Князь вошел обратно, держа в руках три наконечника от стрел, бросил их на стол. Владимир Андреевич наклонился над ними, потом взглянул на брата.
– Татарские стрелы. Со свистульками.
– На этом Фома все и построил, – ответил Дмитрий и, подумав, добавил: – Нынче ночью князя Михайлу придется отпустить.
– А что же Фома затеял? – не утерпев, спросила княгиня.
– Вестимо, разбой! А я, Дуня, не стал ему перечить.
На следующее утро Фома, одетый в тяжелый боевой доспех, вышел на Ордынку и не торопясь пошел мимо ордынского подворья. Прошел. Ничего. Фома выругался, повернул обратно. Из–за тына стали выглядывать татары. Фома с явной дерзостью подошел еще ближе и, поворачиваясь другой раз, плюнул через плечо в сторону подворья. Тотчас с пронзительным свистом в Фому полетела стрела, угодила в щит. Фоме только того и нужно было, юркнул в ближайший переулок. Там он осторожно вытащил стрелу, привязал к ней клок пакли, пропитанной жиром, высек огонь, поджег и, выскочив на Ордынку, пустил горящую стрелу в крышу ордынского терема. Стрела впилась в дранку, горела. Задымилась крыша. Татары с криком полезли тушить пожар, а Фома был таков.
Час спустя все три посла поскакали в Кремль. Мчались они во весь опор. Народ шарахался в стороны. В руках у Карача обгорелая стрела. Ворота Кремля были открыты. Князь Дмитрий встретил послов на Красном крыльце. Грозно нахмурясь, послы прошли в палату. Там Карач бросил на стол стрелу и закричал, зачастил так, что переводчик едва успевал за ним.
Дмитрий взял в руки стрелу, в раздумье качал головой, показывая стрелу Владимиру, ткнул пальцем в наконечник, Потом прервал посла, который все не мог угомониться.
– Напрасно гневаешься на нас, посол. Поищи среди своих людей, кто хотел спалить ваш терем.
Все три посла закричали в один голос:
– Какие наши люди? Все видели чернобородого руса, пустившего стрелу.
– Не может того быть. – Дмитрий возражал твердо, без крика. – Смотрите, стрела свистящая, а всем ведомо, что эти стрелы делают в Орде. На Руси таких не сыщешь, мы свистом врагов не пугаем.

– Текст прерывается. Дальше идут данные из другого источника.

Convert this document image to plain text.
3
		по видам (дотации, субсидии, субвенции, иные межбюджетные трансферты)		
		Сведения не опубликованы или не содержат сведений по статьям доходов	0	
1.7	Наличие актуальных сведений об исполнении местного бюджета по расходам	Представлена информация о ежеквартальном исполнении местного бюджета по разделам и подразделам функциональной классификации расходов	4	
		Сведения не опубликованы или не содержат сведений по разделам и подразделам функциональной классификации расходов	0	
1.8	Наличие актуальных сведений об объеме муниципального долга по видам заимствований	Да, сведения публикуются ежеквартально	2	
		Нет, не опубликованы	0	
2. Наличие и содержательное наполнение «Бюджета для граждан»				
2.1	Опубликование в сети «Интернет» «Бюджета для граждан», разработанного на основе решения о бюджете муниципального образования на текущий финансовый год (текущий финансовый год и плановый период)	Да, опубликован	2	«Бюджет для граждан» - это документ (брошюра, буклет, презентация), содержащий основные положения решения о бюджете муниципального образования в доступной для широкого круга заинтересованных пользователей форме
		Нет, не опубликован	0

Карач понял, швырнул стрелу в сторону, сказал гневно:
– Что ждать от людей русских, когда сами князья козни строят.
Дмитрий ответил сурово:
– Попридержи язык, посол!
– Как бы не так! Тебе говорю! Про тебя говорю! Кто Михайла–князя в Москву заманил? Кто его в заточении держит? – не унялся посол.
Карач не видел, как чуть заметно улыбнулся Дмитрий Иванович:
– Ты ошибаешься, посол. Князь Михайло Александрович Тверской со бояры уехал восвояси.
Татарин в полном недоумении обвел всех глазами.
– Так было дело, – сказал Владимир Андреевич.
– Воинстину так, – подтвердил митрополит.
На том бы и кончить, но тут вылез вперед князь Еремей, не утерпел:
– Так, так! Князь Михайло из удела покойного князя Семена мне Городень [230]230
Городень – современная Старица Калининской (Тверской) области.
[Закрыть]выделил, ибо податься ему было некуда. Князь Михайло уезжал, весьма оскорбяся и негодуя наипаче на владыку Алексия, тот его крестным целованием крепил. Хочешь не хочешь… – Еремей поперхнулся, смолк, поморщился и зашептал Владимиру: – Одурел ты! На ноги наступаешь. Больно ведь!
– Это ты одурел! – шепотом же ответил Владимир.
Тем временем вперед выдвинулся Тетюкаш, хотел что–то сказать, да не поспел: в палату входили отроки, несли подарки.
Иван Вельяминов держал Бориску за бороденку и, дергая сверху вниз, приговаривал:
– Сказано было тебе, пес, быть недреманным оком тверским, следить за всем, что делается в Кашине. А ты… – Иван рванул Борискину бороду: – Говори, сучий сын, небось в Кашине только и разговору, что в Москве князю Михайле пришлось назваться молодшим братом Дмитрия Ивановича. О той брехне князю Михайле ведать надобно! За тем он меня к тебе и послал. А ты… Ах, стервец! Ах, вор! – Иван выпустил Борискину бороду. – Ну, честью тебя прошу, говори!
Но Бориско только мычал. Да и что скажешь, коли он забыл даже, когда и в Кашин ездил. Врать? Опасно!
Вельяминов с ненавистью смотрел, как шмыгает носом Бориско, но оправданий его не слушал: невразумительны.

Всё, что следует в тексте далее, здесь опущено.